La Compagnie d’assainissement de base de l’État de São Paulo (Sabesp), la société responsable du traitement et de la distribution de l’eau dans l’État, était initialement publique. L’introduction en bourse initiée en 1994 par le gouvernement de l’État, couronnée par l’offre d’actions à la bourse de New York (NYSE) en 2002, a mis en évidence le parti pris du gouvernement qui défend la gestion de l’eau comme une marchandise. En 2013, le bénéfice net annoncé de la société était de 1,92 milliard de réais.

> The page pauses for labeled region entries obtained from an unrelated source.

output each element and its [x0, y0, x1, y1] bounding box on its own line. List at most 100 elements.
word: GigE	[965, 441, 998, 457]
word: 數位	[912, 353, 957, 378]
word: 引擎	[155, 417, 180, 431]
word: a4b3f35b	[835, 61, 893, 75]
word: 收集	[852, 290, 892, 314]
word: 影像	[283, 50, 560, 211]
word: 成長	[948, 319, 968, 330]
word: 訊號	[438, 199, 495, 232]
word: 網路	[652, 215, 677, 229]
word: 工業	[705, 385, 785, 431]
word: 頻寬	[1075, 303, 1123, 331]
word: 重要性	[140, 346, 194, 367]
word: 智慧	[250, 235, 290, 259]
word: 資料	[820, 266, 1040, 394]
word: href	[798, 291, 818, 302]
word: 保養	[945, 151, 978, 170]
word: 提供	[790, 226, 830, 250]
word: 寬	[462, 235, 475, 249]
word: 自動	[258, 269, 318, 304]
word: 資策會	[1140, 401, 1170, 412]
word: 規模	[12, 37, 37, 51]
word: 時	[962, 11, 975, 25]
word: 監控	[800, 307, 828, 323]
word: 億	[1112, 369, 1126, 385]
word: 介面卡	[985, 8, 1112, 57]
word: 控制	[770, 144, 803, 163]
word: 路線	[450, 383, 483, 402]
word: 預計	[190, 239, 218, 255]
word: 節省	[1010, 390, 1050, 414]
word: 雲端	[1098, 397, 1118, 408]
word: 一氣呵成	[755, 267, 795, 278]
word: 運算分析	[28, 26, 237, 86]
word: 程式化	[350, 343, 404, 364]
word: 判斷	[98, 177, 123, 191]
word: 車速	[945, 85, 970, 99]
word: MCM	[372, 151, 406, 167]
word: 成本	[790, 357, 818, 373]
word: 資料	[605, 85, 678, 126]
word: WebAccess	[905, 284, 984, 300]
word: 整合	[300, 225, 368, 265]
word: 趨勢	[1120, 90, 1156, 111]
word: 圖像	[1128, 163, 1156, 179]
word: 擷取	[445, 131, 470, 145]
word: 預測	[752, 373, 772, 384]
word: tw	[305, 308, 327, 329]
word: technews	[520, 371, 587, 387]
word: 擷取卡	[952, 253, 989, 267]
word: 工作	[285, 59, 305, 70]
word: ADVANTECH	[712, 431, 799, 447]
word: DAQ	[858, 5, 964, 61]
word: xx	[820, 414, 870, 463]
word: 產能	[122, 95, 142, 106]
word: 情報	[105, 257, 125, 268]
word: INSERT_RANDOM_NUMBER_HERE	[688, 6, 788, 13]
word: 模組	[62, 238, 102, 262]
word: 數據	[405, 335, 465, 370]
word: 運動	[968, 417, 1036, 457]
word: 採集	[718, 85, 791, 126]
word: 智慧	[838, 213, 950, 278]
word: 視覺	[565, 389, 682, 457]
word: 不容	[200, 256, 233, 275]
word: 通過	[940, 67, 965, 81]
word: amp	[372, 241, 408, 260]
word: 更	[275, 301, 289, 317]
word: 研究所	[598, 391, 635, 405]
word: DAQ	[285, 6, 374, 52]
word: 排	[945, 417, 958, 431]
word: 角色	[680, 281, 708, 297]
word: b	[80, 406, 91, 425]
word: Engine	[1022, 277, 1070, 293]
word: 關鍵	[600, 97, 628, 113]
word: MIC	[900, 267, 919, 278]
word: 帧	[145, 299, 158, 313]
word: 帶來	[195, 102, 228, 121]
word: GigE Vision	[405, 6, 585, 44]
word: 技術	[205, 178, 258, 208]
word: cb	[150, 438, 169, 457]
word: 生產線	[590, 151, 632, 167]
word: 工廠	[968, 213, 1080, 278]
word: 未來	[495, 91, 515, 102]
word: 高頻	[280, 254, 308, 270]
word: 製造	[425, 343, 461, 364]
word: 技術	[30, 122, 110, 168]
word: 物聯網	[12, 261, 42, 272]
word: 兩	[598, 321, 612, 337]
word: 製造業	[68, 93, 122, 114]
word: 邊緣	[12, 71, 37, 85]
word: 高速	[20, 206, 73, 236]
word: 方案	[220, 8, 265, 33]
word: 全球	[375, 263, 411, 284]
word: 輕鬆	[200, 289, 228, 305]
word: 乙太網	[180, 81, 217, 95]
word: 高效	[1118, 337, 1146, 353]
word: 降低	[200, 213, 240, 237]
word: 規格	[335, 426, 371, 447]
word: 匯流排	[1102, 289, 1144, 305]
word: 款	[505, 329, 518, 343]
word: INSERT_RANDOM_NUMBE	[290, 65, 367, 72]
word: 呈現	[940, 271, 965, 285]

Si quelques-uns profitent de la spéculation, la population souffre du manque d’investissement. Au niveau fédéral, l’absence totale d’intégration entre les niveaux de gouvernement et les failles dans les délais d’achèvement des travaux ont rendu difficile quelque chose qui l’était déjà. L’étude D’olho no PAC (Garder un œil sur le PAC), publiée par l’Instituto Trata Brasil en mai de cette année, a montré une image inquiétante de paralysie, de retard et d’inachèvement des travaux d’eau et d’égouts dans les plus grandes villes du Brésil.

Sur les 177 stations d’épuration du PAC 1 dont les contrats ont été signés entre 2007 et 2008, 59% n’ont pas respecté le calendrier initial. Quant à ceux du PAC 2, dont les contrats remontent à 2011, 50% n’avaient même pas commencé.

Le nombre de variables et d’acteurs impliqués montre que le changement ne se produira qu’à partir du moment où la population comprendra réellement ce qui se passe. Le grand défi consiste maintenant à faire en sorte que l’information parvienne aux citoyens de manière claire afin que chacun puisse incriminer les responsables de la situation.